Final answer:
The rate constant of a reaction can be determined using the first-order reaction equation. In this case, the partial pressure of carbon dioxide in the flask at time t can be related to the concentration of pyruvate ions using the ideal gas law. By rearranging the equation and substituting into the first-order reaction equation, the rate constant can be calculated.
Step-by-step explanation:
The rate constant of a reaction can be determined using the first-order reaction equation:
ln([A]t / [A]0) = -kt
Where [A]t is the concentration of the reactant at time t, [A]0 is the initial concentration, k is the rate constant, and t is the time.
In this case, the partial pressure of carbon dioxide in the flask at time t can be related to the concentration of pyruvate ions using the ideal gas law:
PV = nRT
Where P is the partial pressure, V is the volume, n is the number of moles, R is the ideal gas constant, and T is the temperature.

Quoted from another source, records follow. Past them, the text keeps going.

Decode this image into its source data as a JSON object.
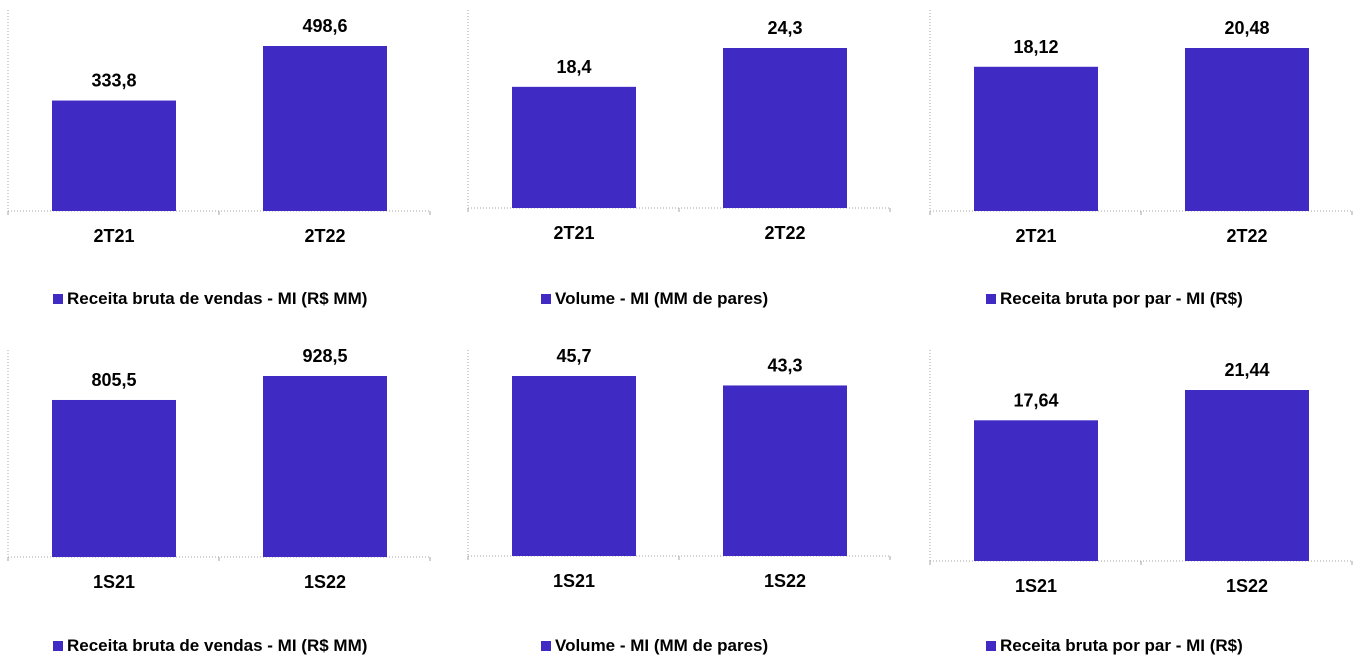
{
  "colors": {
    "bar": "#3f2bc3",
    "axis": "#a6a6a6",
    "text": "#000000"
  },
  "chart_data": [
    {
      "type": "bar",
      "categories": [
        "2T21",
        "2T22"
      ],
      "values": [
        333.8,
        498.6
      ],
      "value_labels": [
        "333,8",
        "498,6"
      ],
      "series": [
        {
          "name": "Receita bruta de vendas - MI (R$ MM)",
          "values": [
            333.8,
            498.6
          ]
        }
      ],
      "legend": "Receita bruta de vendas - MI (R$ MM)",
      "legend_position": "bottom",
      "grid": false
    },
    {
      "type": "bar",
      "categories": [
        "2T21",
        "2T22"
      ],
      "values": [
        18.4,
        24.3
      ],
      "value_labels": [
        "18,4",
        "24,3"
      ],
      "series": [
        {
          "name": "Volume - MI (MM de pares)",
          "values": [
            18.4,
            24.3
          ]
        }
      ],
      "legend": "Volume - MI (MM de pares)",
      "legend_position": "bottom",
      "grid": false
    },
    {
      "type": "bar",
      "categories": [
        "2T21",
        "2T22"
      ],
      "values": [
        18.12,
        20.48
      ],
      "value_labels": [
        "18,12",
        "20,48"
      ],
      "series": [
        {
          "name": "Receita bruta por par - MI (R$)",
          "values": [
            18.12,
            20.48
          ]
        }
      ],
      "legend": "Receita bruta por par - MI (R$)",
      "legend_position": "bottom",
      "grid": false
    },
    {
      "type": "bar",
      "categories": [
        "1S21",
        "1S22"
      ],
      "values": [
        805.5,
        928.5
      ],
      "value_labels": [
        "805,5",
        "928,5"
      ],
      "series": [
        {
          "name": "Receita bruta de vendas - MI (R$ MM)",
          "values": [
            805.5,
            928.5
          ]
        }
      ],
      "legend": "Receita bruta de vendas - MI (R$ MM)",
      "legend_position": "bottom",
      "grid": false
    },
    {
      "type": "bar",
      "categories": [
        "1S21",
        "1S22"
      ],
      "values": [
        45.7,
        43.3
      ],
      "value_labels": [
        "45,7",
        "43,3"
      ],
      "series": [
        {
          "name": "Volume - MI (MM de pares)",
          "values": [
            45.7,
            43.3
          ]
        }
      ],
      "legend": "Volume - MI (MM de pares)",
      "legend_position": "bottom",
      "grid": false
    },
    {
      "type": "bar",
      "categories": [
        "1S21",
        "1S22"
      ],
      "values": [
        17.64,
        21.44
      ],
      "value_labels": [
        "17,64",
        "21,44"
      ],
      "series": [
        {
          "name": "Receita bruta por par - MI (R$)",
          "values": [
            17.64,
            21.44
          ]
        }
      ],
      "legend": "Receita bruta por par - MI (R$)",
      "legend_position": "bottom",
      "grid": false
    }
  ]
}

By rearranging the equation, we can get the concentration of pyruvate ions at time t, [A]t:
[A]t = (P / (RT / V))
Substituting this expression into the first-order reaction equation, we can solve for the rate constant k:
ln((P / (RT / V)) / (P0 / (RT / V))) = -kt
Where P0 is the initial partial pressure.
Using the given values for the partial pressure, volume, time, and initial concentration, we can calculate the rate constant of the reaction.